Su primer nombre no oficial fue la primera palabra que acudió a mí cuando la forma y el fondo apenas habían despuntado en el folio. Como tantas otras, podría haberse quedado en el limbo de las anotaciones que no llevan a ninguna parte, pero prosperó y creció entre temarios.
Su segundo nombre no oficial es "refugio": todo está contenido en o entre sus páginas. Incluso lo nuevo, lo aún no escrito, en formato notas.


Ahora mismo reposa sobre mi mesa tal cantidad de papeles que puede llegar a ser caótico a ratos. Viven sobre esta superficie, ahora decorada con un mantel blanco de rayas de colores que dibujan cuadrículas, el último tema que estoy estudiando y el esquema correspondiente. Al lado, para recordarme lo pendiente, el planning mensual y el calendario del mes.
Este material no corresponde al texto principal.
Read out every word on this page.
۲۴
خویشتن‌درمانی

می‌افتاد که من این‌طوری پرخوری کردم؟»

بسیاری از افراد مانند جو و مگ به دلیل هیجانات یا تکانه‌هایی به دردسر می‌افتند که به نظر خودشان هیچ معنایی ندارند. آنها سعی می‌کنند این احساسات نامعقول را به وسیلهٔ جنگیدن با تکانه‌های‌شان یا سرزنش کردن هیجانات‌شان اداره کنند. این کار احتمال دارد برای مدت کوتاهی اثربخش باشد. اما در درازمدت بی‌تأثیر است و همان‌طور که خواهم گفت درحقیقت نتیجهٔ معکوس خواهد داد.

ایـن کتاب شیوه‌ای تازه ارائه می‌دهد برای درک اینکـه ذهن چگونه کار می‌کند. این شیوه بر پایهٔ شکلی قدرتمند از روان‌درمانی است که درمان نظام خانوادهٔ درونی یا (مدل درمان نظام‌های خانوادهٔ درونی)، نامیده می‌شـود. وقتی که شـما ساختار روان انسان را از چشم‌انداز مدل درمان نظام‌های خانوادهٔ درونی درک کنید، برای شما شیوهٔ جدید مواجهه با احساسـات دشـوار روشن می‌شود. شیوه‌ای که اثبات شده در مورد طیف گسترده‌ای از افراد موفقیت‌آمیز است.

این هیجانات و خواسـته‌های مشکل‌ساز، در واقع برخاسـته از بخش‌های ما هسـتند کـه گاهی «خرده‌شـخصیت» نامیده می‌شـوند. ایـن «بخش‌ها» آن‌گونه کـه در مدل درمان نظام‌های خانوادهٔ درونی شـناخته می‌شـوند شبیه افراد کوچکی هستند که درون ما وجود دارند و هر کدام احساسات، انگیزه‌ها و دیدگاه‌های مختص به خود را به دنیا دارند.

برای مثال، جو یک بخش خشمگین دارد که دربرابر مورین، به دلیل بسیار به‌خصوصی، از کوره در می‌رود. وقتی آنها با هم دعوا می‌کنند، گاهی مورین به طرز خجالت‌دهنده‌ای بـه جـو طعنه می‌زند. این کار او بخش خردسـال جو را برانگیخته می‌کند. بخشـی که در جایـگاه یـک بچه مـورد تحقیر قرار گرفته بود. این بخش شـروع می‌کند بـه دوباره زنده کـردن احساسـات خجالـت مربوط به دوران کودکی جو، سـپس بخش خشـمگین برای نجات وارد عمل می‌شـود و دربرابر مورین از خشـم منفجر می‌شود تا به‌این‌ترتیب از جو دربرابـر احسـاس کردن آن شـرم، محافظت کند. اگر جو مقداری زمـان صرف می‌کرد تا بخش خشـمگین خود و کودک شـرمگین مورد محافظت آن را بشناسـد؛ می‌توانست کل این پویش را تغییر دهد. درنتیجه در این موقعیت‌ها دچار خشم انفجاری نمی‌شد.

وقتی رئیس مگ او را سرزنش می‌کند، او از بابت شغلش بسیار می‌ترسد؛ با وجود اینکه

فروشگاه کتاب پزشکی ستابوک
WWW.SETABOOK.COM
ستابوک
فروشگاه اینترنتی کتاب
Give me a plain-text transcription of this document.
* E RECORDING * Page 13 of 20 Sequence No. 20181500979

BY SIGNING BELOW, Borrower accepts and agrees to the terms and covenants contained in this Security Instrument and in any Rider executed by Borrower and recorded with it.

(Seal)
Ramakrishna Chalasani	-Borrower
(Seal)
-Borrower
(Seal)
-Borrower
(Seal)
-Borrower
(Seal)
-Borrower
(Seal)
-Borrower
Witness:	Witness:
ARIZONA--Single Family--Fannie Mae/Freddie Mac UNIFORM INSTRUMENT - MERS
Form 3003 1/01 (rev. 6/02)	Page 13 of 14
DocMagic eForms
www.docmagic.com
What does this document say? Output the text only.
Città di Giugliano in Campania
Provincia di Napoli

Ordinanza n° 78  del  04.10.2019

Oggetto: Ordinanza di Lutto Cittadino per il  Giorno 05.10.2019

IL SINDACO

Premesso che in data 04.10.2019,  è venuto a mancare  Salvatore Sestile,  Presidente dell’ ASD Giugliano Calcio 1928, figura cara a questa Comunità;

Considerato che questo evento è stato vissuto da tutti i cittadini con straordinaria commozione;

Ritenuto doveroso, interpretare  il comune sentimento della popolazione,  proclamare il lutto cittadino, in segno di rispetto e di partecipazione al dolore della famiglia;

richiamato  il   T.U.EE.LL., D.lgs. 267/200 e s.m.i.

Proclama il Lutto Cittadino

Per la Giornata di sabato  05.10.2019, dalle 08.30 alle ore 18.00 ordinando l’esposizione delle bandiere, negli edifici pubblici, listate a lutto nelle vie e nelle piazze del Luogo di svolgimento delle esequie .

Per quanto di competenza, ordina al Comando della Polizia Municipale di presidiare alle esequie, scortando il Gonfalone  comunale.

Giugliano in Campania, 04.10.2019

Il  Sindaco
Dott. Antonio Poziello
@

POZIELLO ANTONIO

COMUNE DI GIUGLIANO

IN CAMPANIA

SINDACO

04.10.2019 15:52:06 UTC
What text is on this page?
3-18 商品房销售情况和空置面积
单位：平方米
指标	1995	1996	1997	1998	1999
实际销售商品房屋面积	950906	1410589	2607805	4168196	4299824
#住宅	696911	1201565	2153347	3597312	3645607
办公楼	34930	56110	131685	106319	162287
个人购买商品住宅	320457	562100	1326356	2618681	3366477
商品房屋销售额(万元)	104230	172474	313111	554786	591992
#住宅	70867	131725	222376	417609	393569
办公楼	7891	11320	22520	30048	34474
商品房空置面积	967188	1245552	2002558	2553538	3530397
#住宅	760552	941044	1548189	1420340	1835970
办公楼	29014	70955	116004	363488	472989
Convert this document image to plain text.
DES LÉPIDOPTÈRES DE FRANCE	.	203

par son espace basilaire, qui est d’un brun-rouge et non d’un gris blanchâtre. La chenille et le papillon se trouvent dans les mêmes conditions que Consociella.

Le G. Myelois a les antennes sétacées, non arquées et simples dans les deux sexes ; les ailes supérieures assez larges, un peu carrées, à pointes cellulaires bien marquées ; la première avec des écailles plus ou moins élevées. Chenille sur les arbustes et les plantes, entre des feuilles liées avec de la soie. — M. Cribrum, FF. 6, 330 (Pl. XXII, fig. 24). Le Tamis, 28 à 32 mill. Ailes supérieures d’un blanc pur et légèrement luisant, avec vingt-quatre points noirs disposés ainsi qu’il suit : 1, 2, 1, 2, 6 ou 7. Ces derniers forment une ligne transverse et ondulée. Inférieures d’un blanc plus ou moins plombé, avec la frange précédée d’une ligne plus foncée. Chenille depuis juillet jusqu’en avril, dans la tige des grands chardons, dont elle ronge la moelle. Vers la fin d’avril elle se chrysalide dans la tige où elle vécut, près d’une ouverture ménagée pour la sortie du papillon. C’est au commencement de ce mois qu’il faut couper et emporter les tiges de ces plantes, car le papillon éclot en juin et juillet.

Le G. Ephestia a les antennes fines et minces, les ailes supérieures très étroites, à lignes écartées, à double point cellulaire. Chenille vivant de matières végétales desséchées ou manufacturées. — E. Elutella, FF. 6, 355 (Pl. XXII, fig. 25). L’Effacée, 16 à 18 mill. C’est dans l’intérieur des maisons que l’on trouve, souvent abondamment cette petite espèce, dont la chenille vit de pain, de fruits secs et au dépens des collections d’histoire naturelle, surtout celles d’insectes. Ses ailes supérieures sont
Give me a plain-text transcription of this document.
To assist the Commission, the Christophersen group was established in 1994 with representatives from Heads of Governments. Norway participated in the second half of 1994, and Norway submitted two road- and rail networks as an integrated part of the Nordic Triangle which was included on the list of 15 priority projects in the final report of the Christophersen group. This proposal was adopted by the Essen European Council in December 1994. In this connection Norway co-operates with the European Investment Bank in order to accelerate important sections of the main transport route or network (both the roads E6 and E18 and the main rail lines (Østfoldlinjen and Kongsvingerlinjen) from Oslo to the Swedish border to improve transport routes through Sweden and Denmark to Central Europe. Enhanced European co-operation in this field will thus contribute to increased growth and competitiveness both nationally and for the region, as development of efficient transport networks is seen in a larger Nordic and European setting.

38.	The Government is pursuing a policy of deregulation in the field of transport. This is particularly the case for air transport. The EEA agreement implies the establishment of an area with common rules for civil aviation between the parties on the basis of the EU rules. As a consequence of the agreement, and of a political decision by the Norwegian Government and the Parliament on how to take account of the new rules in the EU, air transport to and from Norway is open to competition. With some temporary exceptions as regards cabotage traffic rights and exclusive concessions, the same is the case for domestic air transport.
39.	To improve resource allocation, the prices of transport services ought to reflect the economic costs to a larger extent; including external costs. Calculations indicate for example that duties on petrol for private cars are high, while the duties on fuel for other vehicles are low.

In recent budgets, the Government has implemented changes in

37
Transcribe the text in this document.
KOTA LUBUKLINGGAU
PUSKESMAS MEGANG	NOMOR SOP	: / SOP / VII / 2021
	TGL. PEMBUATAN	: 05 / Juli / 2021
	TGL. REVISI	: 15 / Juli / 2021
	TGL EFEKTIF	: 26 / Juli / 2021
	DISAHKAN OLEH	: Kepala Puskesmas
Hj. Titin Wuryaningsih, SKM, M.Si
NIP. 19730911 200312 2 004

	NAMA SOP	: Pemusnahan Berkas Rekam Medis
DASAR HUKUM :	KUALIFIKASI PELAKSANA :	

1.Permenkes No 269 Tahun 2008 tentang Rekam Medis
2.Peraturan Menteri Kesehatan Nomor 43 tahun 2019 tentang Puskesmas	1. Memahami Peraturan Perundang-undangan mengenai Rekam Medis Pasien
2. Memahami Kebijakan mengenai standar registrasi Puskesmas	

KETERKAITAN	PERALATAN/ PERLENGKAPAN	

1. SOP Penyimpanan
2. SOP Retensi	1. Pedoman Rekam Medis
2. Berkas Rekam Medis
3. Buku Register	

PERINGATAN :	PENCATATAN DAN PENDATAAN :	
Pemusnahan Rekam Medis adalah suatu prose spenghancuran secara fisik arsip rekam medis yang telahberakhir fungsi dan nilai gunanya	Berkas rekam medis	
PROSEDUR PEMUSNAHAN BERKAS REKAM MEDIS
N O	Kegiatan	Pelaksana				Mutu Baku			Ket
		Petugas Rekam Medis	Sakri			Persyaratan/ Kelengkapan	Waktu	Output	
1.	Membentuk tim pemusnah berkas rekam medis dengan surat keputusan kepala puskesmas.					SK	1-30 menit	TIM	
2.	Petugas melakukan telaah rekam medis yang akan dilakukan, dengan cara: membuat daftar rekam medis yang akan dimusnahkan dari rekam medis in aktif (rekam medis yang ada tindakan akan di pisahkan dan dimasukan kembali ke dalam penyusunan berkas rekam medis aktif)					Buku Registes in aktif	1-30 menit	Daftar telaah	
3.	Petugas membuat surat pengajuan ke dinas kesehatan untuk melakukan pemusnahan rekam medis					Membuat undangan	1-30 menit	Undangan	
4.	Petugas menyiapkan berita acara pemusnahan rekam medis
La agenda tampoco anda lejos, mis últimas letras tampoco: en mi cuaderno literario abundan palabras que van pidiendo su espacio. Además, guardo aún dentro de mí la chispa de una posible idea aún primitiva y reciente que, antes de que se extinga, acabaré pasando a sus páginas.

Todo este bodegón de papel es mi mejor retrato, la mejor manera de reflejar qué soy y qué hago en estos momentos.

Cruzo los dedos: necesito que Before I forget atrone de nuevo, acabar la corrección que me tiene tan entretenida en estos momentos, seguir avanzando y no estancarme. Necesito sentir que mis días son algo más que unas horas de estudio. Cruzo los dedos porque necesito que ese "refugio" sea algo más que mis palabras marcadas de rojo mientras espero, mientras los temas terminados se acumulan.